In its warning letter, the FDA has said the company has failed to prevent microbiological contamination, record the data on medical tests and ensure that only the authorised personnel made changes in production and controlled records.
“Your (Wockhardt) quality system does not adequately ensure the accuracy and integrity of data to support the safety, effectiveness, and quality of the drugs you manufacture,” the FDA said in its December letter, recommending the appointment of a consultant for remediation measures.
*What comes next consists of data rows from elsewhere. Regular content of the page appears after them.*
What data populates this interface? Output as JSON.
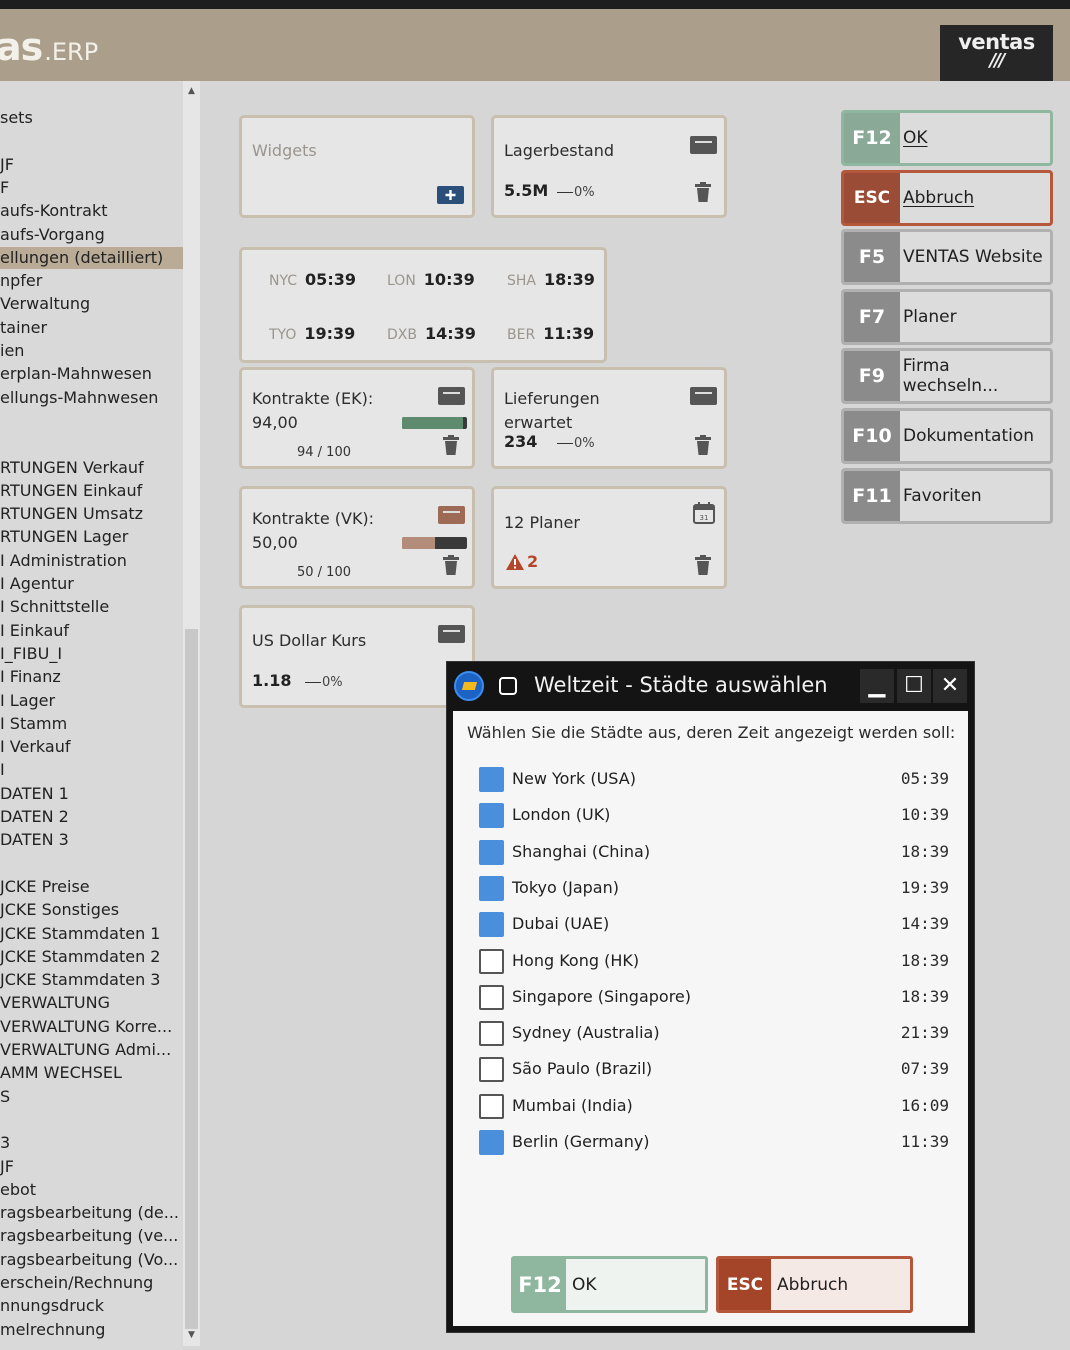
{
  "header": {
    "brand_main": "as",
    "brand_sub": ".ERP",
    "logo_top": "ventas",
    "logo_bottom": "///"
  },
  "sidebar": {
    "items": [
      "sets",
      "",
      "JF",
      "F",
      "aufs-Kontrakt",
      "aufs-Vorgang",
      "ellungen (detailliert)",
      "npfer",
      "Verwaltung",
      "tainer",
      "ien",
      "erplan-Mahnwesen",
      "ellungs-Mahnwesen",
      "",
      "",
      "RTUNGEN Verkauf",
      "RTUNGEN Einkauf",
      "RTUNGEN Umsatz",
      "RTUNGEN Lager",
      "I Administration",
      "I Agentur",
      "I Schnittstelle",
      "I Einkauf",
      "I_FIBU_I",
      "I Finanz",
      "I Lager",
      "I Stamm",
      "I Verkauf",
      "I",
      "DATEN 1",
      "DATEN 2",
      "DATEN 3",
      "",
      "JCKE Preise",
      "JCKE Sonstiges",
      "JCKE Stammdaten 1",
      "JCKE Stammdaten 2",
      "JCKE Stammdaten 3",
      "VERWALTUNG",
      "VERWALTUNG Korre...",
      "VERWALTUNG Admi...",
      "AMM WECHSEL",
      "S",
      "",
      "3",
      "JF",
      "ebot",
      "ragsbearbeitung (de...",
      "ragsbearbeitung (ve...",
      "ragsbearbeitung (Vo...",
      "erschein/Rechnung",
      "nnungsdruck",
      "melrechnung"
    ],
    "selected_index": 6
  },
  "widgets": {
    "widgets_tile": {
      "title": "Widgets"
    },
    "lagerbestand": {
      "title": "Lagerbestand",
      "value": "5.5M",
      "change": "0%"
    },
    "clocks": [
      {
        "code": "NYC",
        "time": "05:39"
      },
      {
        "code": "LON",
        "time": "10:39"
      },
      {
        "code": "SHA",
        "time": "18:39"
      },
      {
        "code": "TYO",
        "time": "19:39"
      },
      {
        "code": "DXB",
        "time": "14:39"
      },
      {
        "code": "BER",
        "time": "11:39"
      }
    ],
    "kontrakte_ek": {
      "title": "Kontrakte (EK):",
      "value": "94,00",
      "progress_text": "94 / 100",
      "progress": 0.94,
      "color": "#5e8a6e"
    },
    "lieferungen": {
      "title_line1": "Lieferungen",
      "title_line2": "erwartet",
      "value": "234",
      "change": "0%"
    },
    "kontrakte_vk": {
      "title": "Kontrakte (VK):",
      "value": "50,00",
      "progress_text": "50 / 100",
      "progress": 0.5,
      "color": "#b48c7a"
    },
    "planer": {
      "title": "12 Planer",
      "warning_count": "2"
    },
    "usd": {
      "title": "US Dollar Kurs",
      "value": "1.18",
      "change": "0%"
    }
  },
  "fkeys": [
    {
      "key": "F12",
      "label": "OK",
      "style": "ok"
    },
    {
      "key": "ESC",
      "label": "Abbruch",
      "style": "esc"
    },
    {
      "key": "F5",
      "label": "VENTAS Website",
      "style": "plain"
    },
    {
      "key": "F7",
      "label": "Planer",
      "style": "plain"
    },
    {
      "key": "F9",
      "label": "Firma wechseln...",
      "style": "plain"
    },
    {
      "key": "F10",
      "label": "Dokumentation",
      "style": "plain"
    },
    {
      "key": "F11",
      "label": "Favoriten",
      "style": "plain"
    }
  ],
  "dialog": {
    "title": "Weltzeit - Städte auswählen",
    "prompt": "Wählen Sie die Städte aus, deren Zeit angezeigt werden soll:",
    "cities": [
      {
        "name": "New York (USA)",
        "time": "05:39",
        "checked": true
      },
      {
        "name": "London (UK)",
        "time": "10:39",
        "checked": true
      },
      {
        "name": "Shanghai (China)",
        "time": "18:39",
        "checked": true
      },
      {
        "name": "Tokyo (Japan)",
        "time": "19:39",
        "checked": true
      },
      {
        "name": "Dubai (UAE)",
        "time": "14:39",
        "checked": true
      },
      {
        "name": "Hong Kong (HK)",
        "time": "18:39",
        "checked": false
      },
      {
        "name": "Singapore (Singapore)",
        "time": "18:39",
        "checked": false
      },
      {
        "name": "Sydney (Australia)",
        "time": "21:39",
        "checked": false
      },
      {
        "name": "São Paulo (Brazil)",
        "time": "07:39",
        "checked": false
      },
      {
        "name": "Mumbai (India)",
        "time": "16:09",
        "checked": false
      },
      {
        "name": "Berlin (Germany)",
        "time": "11:39",
        "checked": true
      }
    ],
    "ok_key": "F12",
    "ok_label": "OK",
    "cancel_key": "ESC",
    "cancel_label": "Abbruch"
  }
}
The company's three plants, including the one in Ankleshwar, are under an import alert. The move is a setback to the company’s plans to revive its US business. The share of the firm’s US sales dropped to 22 per cent of the total in FY16 from 24 per cent in the previous year because of import restrictions. The Ankleshwar plant contributes 10-15 per cent of the US sales (~964 crore in FY16). The FDA had done an inspection at the Ankleshwar plant in December 2015 and made adverse remarks, known as Form 483, on allegedly violating good manufacturing practices. The Ankleshwar plant makes formulations and active pharmaceutical ingredients (APIs) and largely caters to the domestic and European markets. However, it exports some formulations and APIs to Wockhardt’s US plant.
Wockhardt's plants in Chikhalthana and Waluj in Aurangabad have received import alerts. At present, the firm is able to export only two products from Chikhalthana to the US. Other than this, Wockhardt serves the US market from its manufacturing plant in Chicago.